C O M M E N T S
From: "Johan Wikberg" <wikberg@mbox301.swipnet.se>
This is a Ph. D. assertation in musicology from the University of
Stockholm, 1999 - it was up for oral defense today, December 16. It's in
three parts, and the third part (some 60 pages) has to do with Zappa:
there, the author applies the methods put forward in the first two parts
to some of Zappa's "serious" music, particularily "Sinister Footwear"
(especially the third movement) and the piano introduction to "Little
House I Used to Live in". Yours truly has helped the author with an
article, and is thanked in the preamble. :)
Here's the abstract, from their web site (www.music.su.se):
***
This dissertation argues that music is always ideological. For this
thesis two lines of argument are given. The first states that music is
always ideological because it requires verbal discourses about itself.
The second line of argument states that music is always ideological
because it influences the listener affectively.
That language is necessary for talk about music is trivial. The point is
rather that talk about music is necessary for auditive behaviour to turn
into complex cultural artefacts. Without language humans would have no
more music than birds, whales or duetting apes.
At the other extreme, musical experiences are affective in nature. To
have a musical experience is to experience an affective unfolding
through time. Affect (as distinguished from the emotions) refers to the
amodal properties of perception - such as intensity, shape, rhythm - and
lies at the heart of human communication. With its roots in early
mother-infant interaction, affective communication is inherently social.

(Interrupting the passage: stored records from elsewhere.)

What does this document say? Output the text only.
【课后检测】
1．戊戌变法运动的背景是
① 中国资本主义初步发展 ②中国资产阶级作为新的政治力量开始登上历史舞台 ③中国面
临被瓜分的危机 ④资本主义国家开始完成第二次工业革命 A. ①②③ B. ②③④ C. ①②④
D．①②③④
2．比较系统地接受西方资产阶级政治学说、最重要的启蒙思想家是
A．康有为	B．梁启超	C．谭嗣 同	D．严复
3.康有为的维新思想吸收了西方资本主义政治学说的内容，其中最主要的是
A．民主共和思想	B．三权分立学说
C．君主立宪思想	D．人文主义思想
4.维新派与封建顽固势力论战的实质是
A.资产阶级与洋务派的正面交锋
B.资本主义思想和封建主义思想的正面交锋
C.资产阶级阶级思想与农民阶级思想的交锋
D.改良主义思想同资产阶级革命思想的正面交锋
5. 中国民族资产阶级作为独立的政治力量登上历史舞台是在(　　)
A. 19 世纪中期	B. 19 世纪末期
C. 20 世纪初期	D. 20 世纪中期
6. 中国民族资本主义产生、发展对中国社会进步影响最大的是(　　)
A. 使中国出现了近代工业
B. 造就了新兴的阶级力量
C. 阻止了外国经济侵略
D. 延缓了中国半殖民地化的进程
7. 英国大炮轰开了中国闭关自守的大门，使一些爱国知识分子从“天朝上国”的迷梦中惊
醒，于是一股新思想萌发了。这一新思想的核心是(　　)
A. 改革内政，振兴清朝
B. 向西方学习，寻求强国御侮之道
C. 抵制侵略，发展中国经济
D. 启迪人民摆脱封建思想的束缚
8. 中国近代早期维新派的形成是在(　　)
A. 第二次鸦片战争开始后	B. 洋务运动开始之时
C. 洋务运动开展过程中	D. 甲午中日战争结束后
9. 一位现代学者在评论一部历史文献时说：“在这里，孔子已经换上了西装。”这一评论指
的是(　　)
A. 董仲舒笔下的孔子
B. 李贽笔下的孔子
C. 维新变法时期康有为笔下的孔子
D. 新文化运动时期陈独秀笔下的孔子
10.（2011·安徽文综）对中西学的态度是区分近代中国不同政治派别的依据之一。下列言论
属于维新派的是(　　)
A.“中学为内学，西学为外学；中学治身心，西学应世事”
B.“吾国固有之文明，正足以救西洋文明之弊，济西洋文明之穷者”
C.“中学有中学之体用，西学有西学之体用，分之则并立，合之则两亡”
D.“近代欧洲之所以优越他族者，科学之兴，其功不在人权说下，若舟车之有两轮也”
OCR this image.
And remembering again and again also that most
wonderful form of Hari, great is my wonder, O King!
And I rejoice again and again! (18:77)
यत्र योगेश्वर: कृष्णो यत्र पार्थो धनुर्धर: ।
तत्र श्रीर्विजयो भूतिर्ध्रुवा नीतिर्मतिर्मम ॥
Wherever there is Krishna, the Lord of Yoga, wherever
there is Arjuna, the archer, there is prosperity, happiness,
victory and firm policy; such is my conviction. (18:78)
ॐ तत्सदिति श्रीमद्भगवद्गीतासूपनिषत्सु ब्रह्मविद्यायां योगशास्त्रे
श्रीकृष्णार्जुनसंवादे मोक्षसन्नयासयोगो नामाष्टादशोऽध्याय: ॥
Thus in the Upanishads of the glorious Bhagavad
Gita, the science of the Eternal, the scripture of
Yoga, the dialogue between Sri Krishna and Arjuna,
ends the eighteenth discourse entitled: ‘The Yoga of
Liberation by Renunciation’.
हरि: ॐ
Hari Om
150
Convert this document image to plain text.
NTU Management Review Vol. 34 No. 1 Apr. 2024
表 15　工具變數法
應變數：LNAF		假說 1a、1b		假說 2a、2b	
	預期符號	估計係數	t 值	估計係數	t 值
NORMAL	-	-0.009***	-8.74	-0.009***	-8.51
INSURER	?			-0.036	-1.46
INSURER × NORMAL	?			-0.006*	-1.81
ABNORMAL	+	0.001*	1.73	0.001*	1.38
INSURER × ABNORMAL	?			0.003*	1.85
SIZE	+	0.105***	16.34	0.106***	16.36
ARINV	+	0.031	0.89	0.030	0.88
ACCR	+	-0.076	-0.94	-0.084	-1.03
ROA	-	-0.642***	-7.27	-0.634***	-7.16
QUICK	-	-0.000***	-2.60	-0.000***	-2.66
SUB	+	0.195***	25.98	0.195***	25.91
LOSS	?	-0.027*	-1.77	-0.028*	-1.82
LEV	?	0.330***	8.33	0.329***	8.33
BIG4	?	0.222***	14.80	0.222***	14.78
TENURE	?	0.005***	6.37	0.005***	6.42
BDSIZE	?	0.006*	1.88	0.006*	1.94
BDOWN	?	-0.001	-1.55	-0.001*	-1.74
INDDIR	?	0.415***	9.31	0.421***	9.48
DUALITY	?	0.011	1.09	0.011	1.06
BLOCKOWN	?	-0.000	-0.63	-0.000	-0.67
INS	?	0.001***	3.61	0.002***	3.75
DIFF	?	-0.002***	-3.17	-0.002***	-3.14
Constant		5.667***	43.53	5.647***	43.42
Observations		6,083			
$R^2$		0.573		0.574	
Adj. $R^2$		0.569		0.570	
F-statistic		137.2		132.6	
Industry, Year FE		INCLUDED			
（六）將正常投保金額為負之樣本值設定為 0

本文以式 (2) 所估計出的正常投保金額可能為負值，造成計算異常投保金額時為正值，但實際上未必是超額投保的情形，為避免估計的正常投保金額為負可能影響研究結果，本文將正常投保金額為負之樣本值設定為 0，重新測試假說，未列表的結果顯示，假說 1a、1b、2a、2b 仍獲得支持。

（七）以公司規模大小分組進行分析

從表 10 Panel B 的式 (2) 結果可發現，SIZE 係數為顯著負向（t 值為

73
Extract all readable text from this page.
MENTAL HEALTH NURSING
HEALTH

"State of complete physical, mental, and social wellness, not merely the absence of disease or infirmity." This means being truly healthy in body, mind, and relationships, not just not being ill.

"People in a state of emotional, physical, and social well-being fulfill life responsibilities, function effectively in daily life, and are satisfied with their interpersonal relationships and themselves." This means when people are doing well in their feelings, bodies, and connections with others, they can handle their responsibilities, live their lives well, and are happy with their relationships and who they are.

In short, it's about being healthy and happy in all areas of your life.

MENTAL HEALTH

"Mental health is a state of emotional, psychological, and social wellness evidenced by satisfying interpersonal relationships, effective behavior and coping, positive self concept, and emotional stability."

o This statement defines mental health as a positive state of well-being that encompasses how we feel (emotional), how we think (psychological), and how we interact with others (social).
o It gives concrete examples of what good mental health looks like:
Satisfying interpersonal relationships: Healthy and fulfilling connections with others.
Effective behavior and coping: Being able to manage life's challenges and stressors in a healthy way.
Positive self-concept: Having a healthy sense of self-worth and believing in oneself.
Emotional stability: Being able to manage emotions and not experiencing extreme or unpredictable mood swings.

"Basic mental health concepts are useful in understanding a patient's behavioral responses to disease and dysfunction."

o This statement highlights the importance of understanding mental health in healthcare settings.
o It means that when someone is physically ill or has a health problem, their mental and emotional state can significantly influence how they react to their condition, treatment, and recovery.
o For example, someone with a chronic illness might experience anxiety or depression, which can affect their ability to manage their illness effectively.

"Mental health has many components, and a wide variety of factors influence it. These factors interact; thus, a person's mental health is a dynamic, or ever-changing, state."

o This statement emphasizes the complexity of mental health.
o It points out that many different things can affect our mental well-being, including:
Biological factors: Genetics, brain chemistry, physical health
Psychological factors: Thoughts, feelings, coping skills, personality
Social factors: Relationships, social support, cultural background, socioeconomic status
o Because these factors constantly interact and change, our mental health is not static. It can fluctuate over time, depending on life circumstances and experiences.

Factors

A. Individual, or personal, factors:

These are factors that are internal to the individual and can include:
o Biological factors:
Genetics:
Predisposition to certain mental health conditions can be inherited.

Together with discourses about music, the affective properties of
musical experiences makes music into an extremely subtle, and thereby
efficient, ideological manipulator in various types of social contexts.
Finally, the theoretical conclusions reached will be exemplified by
introducing a virtual listener, the various facets of whose listening
experiences are captured by different analytical methods and listening
reports as applied to some of the "serious" music by Frank Zappa.
Central for the explanation of these listening experiences are the
"passions," that is, the affects, moods and emotions that the music
evokes in the listener, or that the listener takes the music to express.